Un simple coup de vent, mon journal s'envole, je me lève surpris par ce geste invisible. Un besoin, su signe, je ne sais, je me dirige vers ce rendez-vous, traversant ce joli jardin blotti à l'intérieur de la ville. Mon regard s'échappe, mes pensées sont assez lourdes pour m'autoriser un peu de bonheur esthétique. Les arbres, les crocus de printemps, quelques primevères, le vert du renouveau, la fraîcheur de la la nouvelle saison, je flâne un peu.
Puis il y a eu cette magie, cette main qui a frôlé la mienne, involontairement, dans cette allée si large, presque vide. Je suis retourné, elle a souri, une fée peut-être, d'où sortait-elle ? Elle marchait élégamment avec une allure droite et souple, une robe gris foncé, la taille marquée, les années 50.
Soudain voyae dans le passé lointain, le passé proche aussi, elle, celle qui m'a croisé dans les mois précédents, plusieurs fois sans jamais donner son adresse. Une rencontre, un coup de foudre, une première soirée folle de regards, de bonnes phrases, de révélation, je lui aurai tout donné, j'ai reçu une bise en ponctuation, elle avait disparu.
Et puis pour une soirée privée, une inauguration d'exposition, elle était là, le destin, seule, avec une flûte de champagne, la tête vers une sculpture d'homme nu. Sa main caressait le dos, les muscles, leur force, leur faiblesse en bas du dos, les fesses. Son sourire était le même, prise sur le fait, la main encore sur les arrondis arrières. Nous avons ri, parlé encore, pris le temps de boire, de manger, de croiser du monde sans nous intéressez à eux, de parler encore. Derrière d'autres bronzes, elle est parti, sans prévenir. J'aurai dû me méfier, elle venait de m'embrasser encore.

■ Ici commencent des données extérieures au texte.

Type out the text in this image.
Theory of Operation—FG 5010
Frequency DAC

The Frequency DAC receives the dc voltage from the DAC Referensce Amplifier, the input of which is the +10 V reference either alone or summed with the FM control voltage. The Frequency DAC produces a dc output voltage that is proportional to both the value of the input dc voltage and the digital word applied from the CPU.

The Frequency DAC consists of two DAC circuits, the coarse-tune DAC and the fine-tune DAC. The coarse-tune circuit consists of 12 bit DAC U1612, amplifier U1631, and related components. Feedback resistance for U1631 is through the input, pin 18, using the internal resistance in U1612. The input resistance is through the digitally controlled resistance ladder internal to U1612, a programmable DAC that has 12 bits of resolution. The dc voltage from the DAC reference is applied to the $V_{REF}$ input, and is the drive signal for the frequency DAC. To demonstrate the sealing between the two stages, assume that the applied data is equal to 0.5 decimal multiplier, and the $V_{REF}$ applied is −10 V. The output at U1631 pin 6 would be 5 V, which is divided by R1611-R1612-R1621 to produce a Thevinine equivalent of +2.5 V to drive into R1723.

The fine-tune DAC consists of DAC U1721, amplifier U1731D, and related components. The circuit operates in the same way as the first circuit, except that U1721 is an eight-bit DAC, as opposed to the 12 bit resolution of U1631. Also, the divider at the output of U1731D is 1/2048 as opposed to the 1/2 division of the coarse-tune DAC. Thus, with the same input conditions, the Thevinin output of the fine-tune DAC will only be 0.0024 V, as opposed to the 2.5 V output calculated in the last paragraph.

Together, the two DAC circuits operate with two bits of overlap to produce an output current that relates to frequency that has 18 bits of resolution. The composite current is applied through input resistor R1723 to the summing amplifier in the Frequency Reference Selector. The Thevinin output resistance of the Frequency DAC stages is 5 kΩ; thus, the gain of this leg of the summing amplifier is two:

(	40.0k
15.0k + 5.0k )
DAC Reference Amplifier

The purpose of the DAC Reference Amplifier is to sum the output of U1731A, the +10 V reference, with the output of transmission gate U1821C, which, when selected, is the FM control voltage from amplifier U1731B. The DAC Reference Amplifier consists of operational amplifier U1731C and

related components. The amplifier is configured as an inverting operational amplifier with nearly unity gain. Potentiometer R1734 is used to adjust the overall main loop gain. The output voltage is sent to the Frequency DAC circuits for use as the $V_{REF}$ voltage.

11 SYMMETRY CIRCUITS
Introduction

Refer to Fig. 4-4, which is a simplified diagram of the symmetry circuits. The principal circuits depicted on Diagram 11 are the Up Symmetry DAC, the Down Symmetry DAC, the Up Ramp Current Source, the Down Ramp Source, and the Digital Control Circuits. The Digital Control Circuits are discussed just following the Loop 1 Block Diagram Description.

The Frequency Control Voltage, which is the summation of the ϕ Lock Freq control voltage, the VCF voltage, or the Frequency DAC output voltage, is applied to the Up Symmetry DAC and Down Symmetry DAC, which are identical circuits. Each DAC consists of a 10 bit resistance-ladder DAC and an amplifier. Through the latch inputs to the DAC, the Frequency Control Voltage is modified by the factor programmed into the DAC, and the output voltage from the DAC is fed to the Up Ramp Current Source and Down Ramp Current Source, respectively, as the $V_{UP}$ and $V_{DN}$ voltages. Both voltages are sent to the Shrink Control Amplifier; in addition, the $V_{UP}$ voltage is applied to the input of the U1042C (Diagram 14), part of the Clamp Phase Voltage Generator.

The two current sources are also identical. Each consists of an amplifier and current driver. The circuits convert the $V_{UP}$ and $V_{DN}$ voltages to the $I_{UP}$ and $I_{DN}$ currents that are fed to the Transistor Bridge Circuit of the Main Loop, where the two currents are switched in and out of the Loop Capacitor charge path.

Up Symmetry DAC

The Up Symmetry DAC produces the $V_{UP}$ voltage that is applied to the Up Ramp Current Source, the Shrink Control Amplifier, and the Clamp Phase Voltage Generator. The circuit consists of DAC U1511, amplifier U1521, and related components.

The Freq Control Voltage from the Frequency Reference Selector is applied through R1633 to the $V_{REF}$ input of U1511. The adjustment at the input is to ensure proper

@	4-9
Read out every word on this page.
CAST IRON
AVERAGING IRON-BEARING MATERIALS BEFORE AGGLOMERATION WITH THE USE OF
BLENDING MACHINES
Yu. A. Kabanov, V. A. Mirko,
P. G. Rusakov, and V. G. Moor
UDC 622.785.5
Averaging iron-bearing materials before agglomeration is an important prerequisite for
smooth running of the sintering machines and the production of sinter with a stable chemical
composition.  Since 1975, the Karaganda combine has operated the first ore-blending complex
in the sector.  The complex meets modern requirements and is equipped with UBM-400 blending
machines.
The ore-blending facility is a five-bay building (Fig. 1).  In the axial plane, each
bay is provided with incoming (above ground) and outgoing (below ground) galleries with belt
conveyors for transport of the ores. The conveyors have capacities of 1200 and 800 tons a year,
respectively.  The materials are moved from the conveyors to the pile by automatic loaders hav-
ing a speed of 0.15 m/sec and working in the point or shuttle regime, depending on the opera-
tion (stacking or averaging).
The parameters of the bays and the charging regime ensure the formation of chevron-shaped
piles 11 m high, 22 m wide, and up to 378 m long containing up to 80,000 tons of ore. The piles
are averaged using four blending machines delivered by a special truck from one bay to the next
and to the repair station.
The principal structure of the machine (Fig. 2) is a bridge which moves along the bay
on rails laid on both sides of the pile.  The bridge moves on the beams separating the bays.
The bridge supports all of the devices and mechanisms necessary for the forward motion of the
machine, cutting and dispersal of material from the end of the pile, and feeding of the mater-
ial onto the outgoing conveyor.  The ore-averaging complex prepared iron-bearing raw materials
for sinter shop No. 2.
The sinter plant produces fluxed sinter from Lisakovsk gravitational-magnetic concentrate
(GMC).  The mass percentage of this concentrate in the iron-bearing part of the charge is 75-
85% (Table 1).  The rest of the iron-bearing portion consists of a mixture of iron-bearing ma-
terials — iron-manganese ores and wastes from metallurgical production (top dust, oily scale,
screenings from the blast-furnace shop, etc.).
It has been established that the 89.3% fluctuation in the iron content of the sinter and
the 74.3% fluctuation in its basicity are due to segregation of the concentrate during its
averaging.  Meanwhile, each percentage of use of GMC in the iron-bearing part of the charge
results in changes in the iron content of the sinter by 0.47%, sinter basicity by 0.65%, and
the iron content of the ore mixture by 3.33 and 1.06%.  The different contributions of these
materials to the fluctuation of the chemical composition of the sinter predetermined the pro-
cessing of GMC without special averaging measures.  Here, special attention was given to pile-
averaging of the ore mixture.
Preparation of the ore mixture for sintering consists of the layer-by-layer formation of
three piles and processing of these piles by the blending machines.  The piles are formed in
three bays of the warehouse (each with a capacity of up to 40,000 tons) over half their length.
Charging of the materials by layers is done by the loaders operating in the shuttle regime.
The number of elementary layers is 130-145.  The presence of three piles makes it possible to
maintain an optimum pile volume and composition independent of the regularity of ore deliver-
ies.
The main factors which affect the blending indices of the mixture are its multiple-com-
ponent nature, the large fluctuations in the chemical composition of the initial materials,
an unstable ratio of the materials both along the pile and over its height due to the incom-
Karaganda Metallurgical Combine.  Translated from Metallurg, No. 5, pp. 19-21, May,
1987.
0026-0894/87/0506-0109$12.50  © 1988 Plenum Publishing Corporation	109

Un soir, la pluie, une humidité impossible, la routine du métro-boulot-dodo, un livre dans ma poche, j'avais pris une pause sur mon chemin. Je regardais les passantes, les styles des unes, les improbables essais de mode des autres, le croisement réussi ou non entre le masculin et le féminin. Deux talons m'ont surpris alors que mon regard tombait sur le macadam, ils sont étrangement rapprochés de la vitre, vers moi, des bras avec. Un visage. Elle.
Nous avons partagé un chocolat viennois, du plaisir, deux cuillères, de la crème chantilly, du sucré, du chocolat, du bonheur. Elle était là de nouveau, ma fée. Etrangement, je ne savais rien de sa vie réelle, de son métier ou si peu, de sa vie amoureuse, de son lieu de vie, je connaissais sa beauté naturelle, son élégance très féminine, sa bouche rouge, ses paroles et ses yeux. Je la dévorais sur le vif, en temps réel, et je m'évitais la souffrance de ne pas savoir, de ne pas la voir. J'aurai tant aimé l'avoir.
Elle pétillait, me donnait des réponses à des interrogations, mais ma discrétion, mon ébouissement m'empêchait de la dévoiler. Ma timidité revenait avec elle, et pourtant j'aurai voulu être capitaine d'un vaisseau pour l'emmener au bout du monde, sur le chemin de mes sentiments si forts. Oui je ressentais de l'amour mais en silence. Sa joie attirait les regards, sa beauté aussi. Nous avons parlé, grignoté, mangé là en attendant que la pluie ne s'arrête jamais. Etre là avec elle, toujours, ma main sur la sienne, ou peut-être l'inverse. Un temps sans limite, nous avons tant échangé, j'étais dans le trouble où le temps devient flou, les dimensions avec. Je ne voyais plus que son chemisier plumetis, son manteau sur le dos du siège à côté, ses mains fines, ses lèvres rouges.
Il faisait nuit, elle s'est levé, reprenant son sac à main. Nous étions sur le trottoir humide, le silence extérieur annonçait la présence de la lune, le sommeil des voitures et de leurs conducteurs, les volets clos. Mais il n'y avait qu'elle. Nos deux mains, un lien, je ne voulais plus la perdre. Au moins avoir un numéro, un email pour la joindre, la revoir, ne jamais la quitter.
Derrière ce mur, sans savoir, je l'ai embrassé. Serrée fort dans mes bras, jamais lâchée, plus jamais.